Post-traumatic stress disorder (PTSD) is an anxiety disorder that results from intense horror, fear, or helplessness in response to very traumatic events, such as military combat, violent personal assaults, severe vehicle accidents, natural disasters, bearing witness to the assault or serious injury of another person, or hearing about serious harm or death of a close relative or friend (American Psychiatric Association [APA], 1994). PTSD is often an acute stress disorder that resolves within three months to two years, but for some people it is a chronic and debilitating disorder that can persist for many years (APA, 1994; Yehuda and McFarlane, 1995; Warshaw et al, 1993).
The primary symptoms of PTSD are persistent intrusive recollections of a traumatic event, hyperarousal, avoidance of stimuli and imagery associated with the trauma, and numbing of emotional experience and withdrawal (APA, 1994).

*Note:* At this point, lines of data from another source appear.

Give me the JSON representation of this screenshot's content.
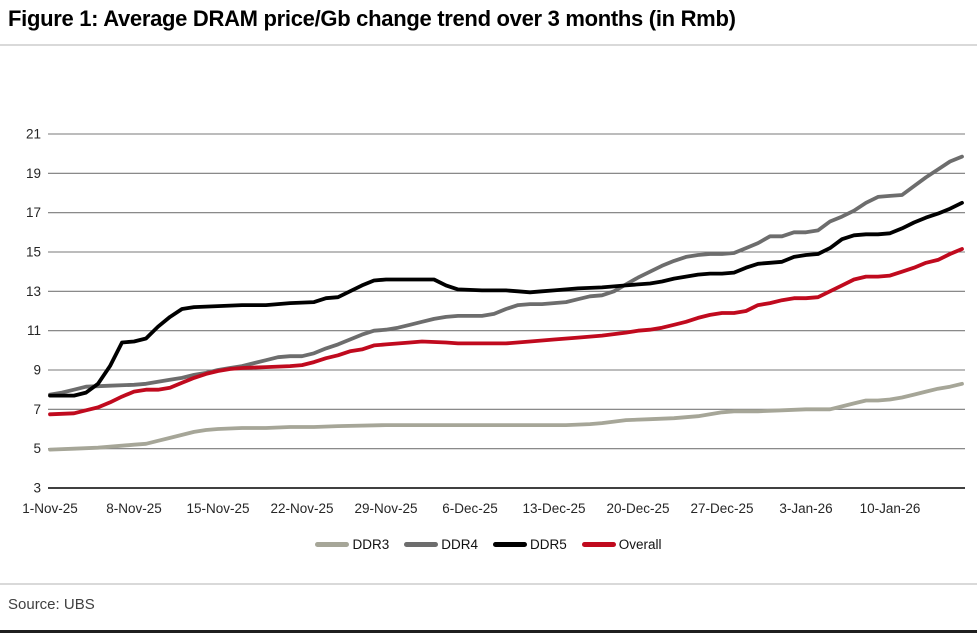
{
  "figure": {
    "title": "Figure 1: Average DRAM price/Gb change trend over 3 months (in Rmb)",
    "source_label": "Source: UBS"
  },
  "chart_data": {
    "type": "line",
    "title": "Figure 1: Average DRAM price/Gb change trend over 3 months (in Rmb)",
    "x_unit": "days since 1-Nov-25",
    "x_tick_labels": [
      "1-Nov-25",
      "8-Nov-25",
      "15-Nov-25",
      "22-Nov-25",
      "29-Nov-25",
      "6-Dec-25",
      "13-Dec-25",
      "20-Dec-25",
      "27-Dec-25",
      "3-Jan-26",
      "10-Jan-26"
    ],
    "x_tick_days": [
      0,
      7,
      14,
      21,
      28,
      35,
      42,
      49,
      56,
      63,
      70
    ],
    "x_range_days": [
      0,
      76
    ],
    "ylim": [
      3,
      21
    ],
    "y_ticks": [
      3,
      5,
      7,
      9,
      11,
      13,
      15,
      17,
      19,
      21
    ],
    "grid": "horizontal",
    "legend_position": "bottom",
    "grid_color": "#7a7a7a",
    "baseline_color": "#000000",
    "tick_label_color": "#262626",
    "series": [
      {
        "name": "DDR3",
        "color": "#a6a698",
        "points": [
          [
            0,
            4.95
          ],
          [
            2,
            5.0
          ],
          [
            4,
            5.05
          ],
          [
            6,
            5.15
          ],
          [
            7,
            5.2
          ],
          [
            8,
            5.25
          ],
          [
            9,
            5.4
          ],
          [
            10,
            5.55
          ],
          [
            11,
            5.7
          ],
          [
            12,
            5.85
          ],
          [
            13,
            5.95
          ],
          [
            14,
            6.0
          ],
          [
            16,
            6.05
          ],
          [
            18,
            6.05
          ],
          [
            20,
            6.1
          ],
          [
            22,
            6.1
          ],
          [
            24,
            6.15
          ],
          [
            28,
            6.2
          ],
          [
            32,
            6.2
          ],
          [
            36,
            6.2
          ],
          [
            40,
            6.2
          ],
          [
            43,
            6.2
          ],
          [
            45,
            6.25
          ],
          [
            46,
            6.3
          ],
          [
            48,
            6.45
          ],
          [
            50,
            6.5
          ],
          [
            52,
            6.55
          ],
          [
            54,
            6.65
          ],
          [
            55,
            6.75
          ],
          [
            56,
            6.85
          ],
          [
            57,
            6.9
          ],
          [
            59,
            6.9
          ],
          [
            61,
            6.95
          ],
          [
            63,
            7.0
          ],
          [
            65,
            7.0
          ],
          [
            66,
            7.15
          ],
          [
            67,
            7.3
          ],
          [
            68,
            7.45
          ],
          [
            69,
            7.45
          ],
          [
            70,
            7.5
          ],
          [
            71,
            7.6
          ],
          [
            72,
            7.75
          ],
          [
            73,
            7.9
          ],
          [
            74,
            8.05
          ],
          [
            75,
            8.15
          ],
          [
            76,
            8.3
          ]
        ]
      },
      {
        "name": "DDR4",
        "color": "#6d6d6d",
        "points": [
          [
            0,
            7.75
          ],
          [
            1,
            7.85
          ],
          [
            2,
            8.0
          ],
          [
            3,
            8.15
          ],
          [
            5,
            8.2
          ],
          [
            7,
            8.25
          ],
          [
            8,
            8.3
          ],
          [
            9,
            8.4
          ],
          [
            10,
            8.5
          ],
          [
            11,
            8.6
          ],
          [
            12,
            8.75
          ],
          [
            13,
            8.85
          ],
          [
            14,
            9.0
          ],
          [
            15,
            9.1
          ],
          [
            16,
            9.2
          ],
          [
            17,
            9.35
          ],
          [
            18,
            9.5
          ],
          [
            19,
            9.65
          ],
          [
            20,
            9.7
          ],
          [
            21,
            9.7
          ],
          [
            22,
            9.85
          ],
          [
            23,
            10.1
          ],
          [
            24,
            10.3
          ],
          [
            25,
            10.55
          ],
          [
            26,
            10.8
          ],
          [
            27,
            11.0
          ],
          [
            28,
            11.05
          ],
          [
            29,
            11.15
          ],
          [
            30,
            11.3
          ],
          [
            31,
            11.45
          ],
          [
            32,
            11.6
          ],
          [
            33,
            11.7
          ],
          [
            34,
            11.75
          ],
          [
            36,
            11.75
          ],
          [
            37,
            11.85
          ],
          [
            38,
            12.1
          ],
          [
            39,
            12.3
          ],
          [
            40,
            12.35
          ],
          [
            41,
            12.35
          ],
          [
            42,
            12.4
          ],
          [
            43,
            12.45
          ],
          [
            44,
            12.6
          ],
          [
            45,
            12.75
          ],
          [
            46,
            12.8
          ],
          [
            47,
            13.0
          ],
          [
            48,
            13.35
          ],
          [
            49,
            13.7
          ],
          [
            50,
            14.0
          ],
          [
            51,
            14.3
          ],
          [
            52,
            14.55
          ],
          [
            53,
            14.75
          ],
          [
            54,
            14.85
          ],
          [
            55,
            14.9
          ],
          [
            56,
            14.9
          ],
          [
            57,
            14.95
          ],
          [
            58,
            15.2
          ],
          [
            59,
            15.45
          ],
          [
            60,
            15.8
          ],
          [
            61,
            15.8
          ],
          [
            62,
            16.0
          ],
          [
            63,
            16.0
          ],
          [
            64,
            16.1
          ],
          [
            65,
            16.55
          ],
          [
            66,
            16.8
          ],
          [
            67,
            17.1
          ],
          [
            68,
            17.5
          ],
          [
            69,
            17.8
          ],
          [
            70,
            17.85
          ],
          [
            71,
            17.9
          ],
          [
            72,
            18.35
          ],
          [
            73,
            18.8
          ],
          [
            74,
            19.2
          ],
          [
            75,
            19.6
          ],
          [
            76,
            19.85
          ]
        ]
      },
      {
        "name": "DDR5",
        "color": "#000000",
        "points": [
          [
            0,
            7.7
          ],
          [
            2,
            7.7
          ],
          [
            3,
            7.85
          ],
          [
            4,
            8.3
          ],
          [
            5,
            9.2
          ],
          [
            6,
            10.4
          ],
          [
            7,
            10.45
          ],
          [
            8,
            10.6
          ],
          [
            9,
            11.2
          ],
          [
            10,
            11.7
          ],
          [
            11,
            12.1
          ],
          [
            12,
            12.2
          ],
          [
            14,
            12.25
          ],
          [
            16,
            12.3
          ],
          [
            18,
            12.3
          ],
          [
            20,
            12.4
          ],
          [
            22,
            12.45
          ],
          [
            23,
            12.65
          ],
          [
            24,
            12.7
          ],
          [
            25,
            13.0
          ],
          [
            26,
            13.3
          ],
          [
            27,
            13.55
          ],
          [
            28,
            13.6
          ],
          [
            30,
            13.6
          ],
          [
            32,
            13.6
          ],
          [
            33,
            13.3
          ],
          [
            34,
            13.1
          ],
          [
            36,
            13.05
          ],
          [
            38,
            13.05
          ],
          [
            39,
            13.0
          ],
          [
            40,
            12.95
          ],
          [
            41,
            13.0
          ],
          [
            42,
            13.05
          ],
          [
            44,
            13.15
          ],
          [
            46,
            13.2
          ],
          [
            48,
            13.3
          ],
          [
            49,
            13.35
          ],
          [
            50,
            13.4
          ],
          [
            51,
            13.5
          ],
          [
            52,
            13.65
          ],
          [
            53,
            13.75
          ],
          [
            54,
            13.85
          ],
          [
            55,
            13.9
          ],
          [
            56,
            13.9
          ],
          [
            57,
            13.95
          ],
          [
            58,
            14.2
          ],
          [
            59,
            14.4
          ],
          [
            60,
            14.45
          ],
          [
            61,
            14.5
          ],
          [
            62,
            14.75
          ],
          [
            63,
            14.85
          ],
          [
            64,
            14.9
          ],
          [
            65,
            15.2
          ],
          [
            66,
            15.65
          ],
          [
            67,
            15.85
          ],
          [
            68,
            15.9
          ],
          [
            69,
            15.9
          ],
          [
            70,
            15.95
          ],
          [
            71,
            16.2
          ],
          [
            72,
            16.5
          ],
          [
            73,
            16.75
          ],
          [
            74,
            16.95
          ],
          [
            75,
            17.2
          ],
          [
            76,
            17.5
          ]
        ]
      },
      {
        "name": "Overall",
        "color": "#c00a1e",
        "points": [
          [
            0,
            6.75
          ],
          [
            2,
            6.8
          ],
          [
            3,
            6.95
          ],
          [
            4,
            7.1
          ],
          [
            5,
            7.35
          ],
          [
            6,
            7.65
          ],
          [
            7,
            7.9
          ],
          [
            8,
            8.0
          ],
          [
            9,
            8.0
          ],
          [
            10,
            8.1
          ],
          [
            11,
            8.35
          ],
          [
            12,
            8.6
          ],
          [
            13,
            8.8
          ],
          [
            14,
            8.95
          ],
          [
            15,
            9.05
          ],
          [
            16,
            9.1
          ],
          [
            18,
            9.15
          ],
          [
            20,
            9.2
          ],
          [
            21,
            9.25
          ],
          [
            22,
            9.4
          ],
          [
            23,
            9.6
          ],
          [
            24,
            9.75
          ],
          [
            25,
            9.95
          ],
          [
            26,
            10.05
          ],
          [
            27,
            10.25
          ],
          [
            28,
            10.3
          ],
          [
            30,
            10.4
          ],
          [
            31,
            10.45
          ],
          [
            33,
            10.4
          ],
          [
            34,
            10.35
          ],
          [
            36,
            10.35
          ],
          [
            38,
            10.35
          ],
          [
            40,
            10.45
          ],
          [
            42,
            10.55
          ],
          [
            44,
            10.65
          ],
          [
            46,
            10.75
          ],
          [
            48,
            10.9
          ],
          [
            49,
            11.0
          ],
          [
            50,
            11.05
          ],
          [
            51,
            11.15
          ],
          [
            52,
            11.3
          ],
          [
            53,
            11.45
          ],
          [
            54,
            11.65
          ],
          [
            55,
            11.8
          ],
          [
            56,
            11.9
          ],
          [
            57,
            11.9
          ],
          [
            58,
            12.0
          ],
          [
            59,
            12.3
          ],
          [
            60,
            12.4
          ],
          [
            61,
            12.55
          ],
          [
            62,
            12.65
          ],
          [
            63,
            12.65
          ],
          [
            64,
            12.7
          ],
          [
            65,
            13.0
          ],
          [
            66,
            13.3
          ],
          [
            67,
            13.6
          ],
          [
            68,
            13.75
          ],
          [
            69,
            13.75
          ],
          [
            70,
            13.8
          ],
          [
            71,
            14.0
          ],
          [
            72,
            14.2
          ],
          [
            73,
            14.45
          ],
          [
            74,
            14.6
          ],
          [
            75,
            14.9
          ],
          [
            76,
            15.15
          ]
        ]
      }
    ]
  }
}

Traumatic intrusions are the primary manifestation of PTSD. They are recurrent traumatic nightmares, recollections, or flashbacks that inadvertently enter awareness and provoke emotional and somatic disturbance. The imagery of traumatic intrusions varies in its intensity, clarity, and controllability (Brett and Ostroff, 1985). Nightmares are frequent, uncontrollable, and disorganised traumatic imagery. Conscious recollections vary from vauge feelings of discomfort to clear recollections and flashbacks. Although they are infrequent, flashbacks can be intense dissociative episodes that comprise sensory, cognitive and behavioural responses to vivid imagery of a trauma (APA, 1994).
External or internal stimuli that resemble or symbolise the trauma provoke distress, emotional lability and irritability, hypervigilance, heightened startle responses and distractibility, and heightened physiological responses (APA, 1994). As discussed below, PTSD involves a sensitivity or information processing bias for threatening information and a concomitant sensitivity of physiological responses to that information, including increased heart rate and skin conductivity.

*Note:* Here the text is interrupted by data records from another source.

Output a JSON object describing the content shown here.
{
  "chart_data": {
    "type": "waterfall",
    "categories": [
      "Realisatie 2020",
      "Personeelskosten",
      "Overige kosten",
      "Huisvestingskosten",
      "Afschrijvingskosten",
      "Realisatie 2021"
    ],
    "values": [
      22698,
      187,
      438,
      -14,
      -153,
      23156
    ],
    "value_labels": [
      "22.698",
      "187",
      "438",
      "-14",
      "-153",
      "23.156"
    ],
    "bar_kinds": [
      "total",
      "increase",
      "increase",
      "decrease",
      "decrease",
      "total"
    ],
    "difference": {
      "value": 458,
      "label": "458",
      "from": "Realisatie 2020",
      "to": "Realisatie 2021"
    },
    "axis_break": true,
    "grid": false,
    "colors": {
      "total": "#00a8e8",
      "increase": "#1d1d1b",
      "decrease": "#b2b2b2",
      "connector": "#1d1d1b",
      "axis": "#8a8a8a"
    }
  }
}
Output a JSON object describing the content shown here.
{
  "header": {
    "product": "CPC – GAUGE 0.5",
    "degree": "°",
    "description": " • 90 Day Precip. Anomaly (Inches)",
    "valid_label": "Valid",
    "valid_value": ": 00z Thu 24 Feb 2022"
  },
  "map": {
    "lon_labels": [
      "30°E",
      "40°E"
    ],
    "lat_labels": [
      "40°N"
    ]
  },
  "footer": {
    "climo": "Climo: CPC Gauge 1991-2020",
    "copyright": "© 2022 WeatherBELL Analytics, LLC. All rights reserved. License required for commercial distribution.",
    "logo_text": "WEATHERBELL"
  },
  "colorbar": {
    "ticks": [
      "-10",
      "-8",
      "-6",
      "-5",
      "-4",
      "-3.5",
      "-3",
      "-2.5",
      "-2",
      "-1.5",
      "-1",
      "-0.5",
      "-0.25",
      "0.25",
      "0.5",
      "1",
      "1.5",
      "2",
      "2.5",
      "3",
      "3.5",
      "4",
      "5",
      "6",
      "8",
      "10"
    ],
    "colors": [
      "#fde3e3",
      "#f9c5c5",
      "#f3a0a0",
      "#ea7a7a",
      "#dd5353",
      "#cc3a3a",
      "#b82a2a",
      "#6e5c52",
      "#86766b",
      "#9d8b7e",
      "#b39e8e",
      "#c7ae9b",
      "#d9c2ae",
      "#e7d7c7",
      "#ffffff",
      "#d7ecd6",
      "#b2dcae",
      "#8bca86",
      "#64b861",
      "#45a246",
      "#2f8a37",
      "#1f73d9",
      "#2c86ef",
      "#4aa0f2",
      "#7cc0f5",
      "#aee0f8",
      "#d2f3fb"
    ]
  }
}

The drive to extract meaning from a traumatic experience via intrusions has the adverse affect of creating psychological discomfort and avoidance of that discomfort (Horowitz, 1976). Despite the search for meaning, PTSD sufferers attempt to avoid the distressing thoughts or feelings about the trauma, conversation about the trauma, and any activities, situations, or people who remind them of a traumatic event (APA, 1994). These avoidance patterns are associated with emotional numbing and withdrawal, including loss of interest in previously enjoyable activities and loss of empathy and intimacy with others (APA, 1994).
Although susceptibility to PTSD is associated with prior psychiatric disorder or prior exposure to trauma or other stressful life events, a family history of psychiatric disorder, personality attributes, and social support, the primary determinant of the onset and severity of PTSD is the proximity, intensity, and duration of a traumatic event (APA, 1994; Goenjian et al, 1994; Koopman, Classen, and Spiegel, 1994; McCarroll, Ursano, and Fullerton, 1993, 1995; McNally and Shin, 1995; Schnurr, Friedman, and Rosenberg, 1993; Weine et al, 1995; Yehuda et al, 1995; Yehuda and McFarlane, 1995). To properly understand susceptibility to PTSD, we need to understand the impact of a traumatic incident upon an individual and how individuals who develop PTSD respond differently to individuals who do not develop PTSD. Given that the intensity, proximity, and duration of the trauma are the most important determinants of the development of PTSD, an appropriate understanding of susceptibility to PTSD should include an understanding of the impact of trauma on the cognitions and concomitant cognitive neurobiology of a trauma victim.